A while back my main desktop PC failed. Something let out the magic smoke on the motherboard.
Written by Simon Bisson, Contributor and  Mary Branscombe, Contributor

A while back my main desktop PC failed. Something let out the magic smoke on the motherboard. The hard disk was fine, the machine just wouldn't boot. The hardware itself was a few years old, a Core 2 system that was starting to show its age. Some of the applications I'd been using were struggling – so it was definitely time to get a new PC.

The plan was to transplant the old hard drive into a new machine, and try out Windows 7's ability to reconfigure itself to a new machine. With at least three generations of processor to leapfrog, a new motherboard architecture to use, and a switch from DDR2 to DDR3 memory, it was going to be an interesting challenge. I'd done some shopping around, and had chosen an OS-less PC configuration from Scan (and was also pleasantly surprised at just how many system configurators would sell me a PC without an OS).

Ordered on a Friday, the new machine arrived Monday morning (another pleasant surprise, as I was expecting a few days wait for a machine to be built and tested). A Sandy Bridge 3.1GHz Core i5 with 8GB of RAM and integrated graphics, it was intended to be a typical development PC, able to run a couple of operating systems and all the developer tools you'd want. It didn't take long to swap the bundled SATA 1TB drive for my old disk, thanks to the quick release disk mounts in the CoolerMaster case.

Time for the moment of truth: would Windows 7 perform as expected?

All you really need to do is boot normally.

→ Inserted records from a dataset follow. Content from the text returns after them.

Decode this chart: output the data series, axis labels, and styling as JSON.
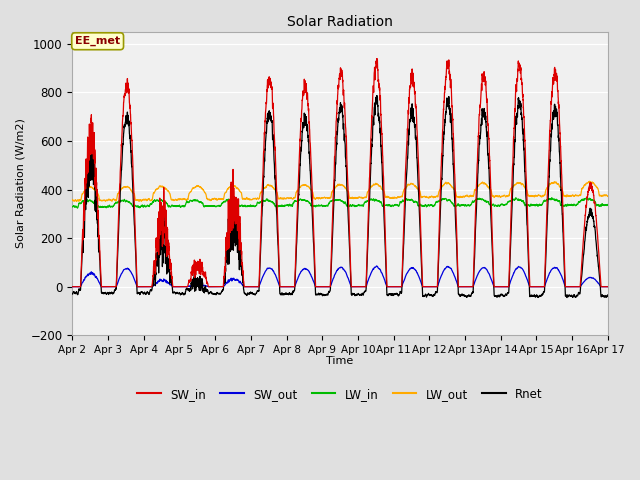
{
  "title": "Solar Radiation",
  "ylabel": "Solar Radiation (W/m2)",
  "xlabel": "Time",
  "ylim": [
    -200,
    1050
  ],
  "yticks": [
    -200,
    0,
    200,
    400,
    600,
    800,
    1000
  ],
  "x_tick_labels": [
    "Apr 2",
    "Apr 3",
    "Apr 4",
    "Apr 5",
    "Apr 6",
    "Apr 7",
    "Apr 8",
    "Apr 9",
    "Apr 10",
    "Apr 11",
    "Apr 12",
    "Apr 13",
    "Apr 14",
    "Apr 15",
    "Apr 16",
    "Apr 17"
  ],
  "fig_bg_color": "#e0e0e0",
  "plot_bg_color": "#f0f0f0",
  "grid_color": "#ffffff",
  "annotation_text": "EE_met",
  "annotation_box_color": "#ffffcc",
  "annotation_border_color": "#999900",
  "colors": {
    "SW_in": "#dd0000",
    "SW_out": "#0000dd",
    "LW_in": "#00bb00",
    "LW_out": "#ffaa00",
    "Rnet": "#000000"
  },
  "n_days": 15,
  "n_per_day": 288,
  "peak_heights": [
    760,
    880,
    470,
    250,
    540,
    900,
    870,
    930,
    960,
    910,
    960,
    910,
    960,
    930,
    440
  ],
  "lw_in_base": 340,
  "lw_out_base": 375
}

There's one thing to remember when installing an existing Windows 7 boot disk in new hardware – don't choose a repair install. It won't give you any problems, and will probably fail, but it does waste time. Booting normally, Windows will revert to default drivers where necessary, and will either go online to download what you need (or in the case of the new network drivers and USB 3.0 drivers needed for the Asus motherboard, will prompt you for the appropriate driver disk, which was waiting in the DVD drive). The whole process took less than 15 minutes and two reboots, including downloading and installing all the Windows and application updates that had accumulated since last September.

Finally I just had to reactivate some of the applications on my PC – including Windows itself. That wasn't surprising; after all I'd just changed everything that Windows knew about, apart from the hard disk it was running on. Still, that too was painless, with the PC handling it all automatically. There's one task remaining, to move it all to the new PC's 1TB disk, with a longer term plan to switch to SSD for OS and applications, with spinning disk for data and files.

And there we have it, a new PC with the current generation of hardware, running an install of Windows that has made the journey from Vista to 7, from Pentium 4 to Core to Sandy Bridge, and from 32 bit to 64. The result is a machine fast, and ready for the next step to Windows 8.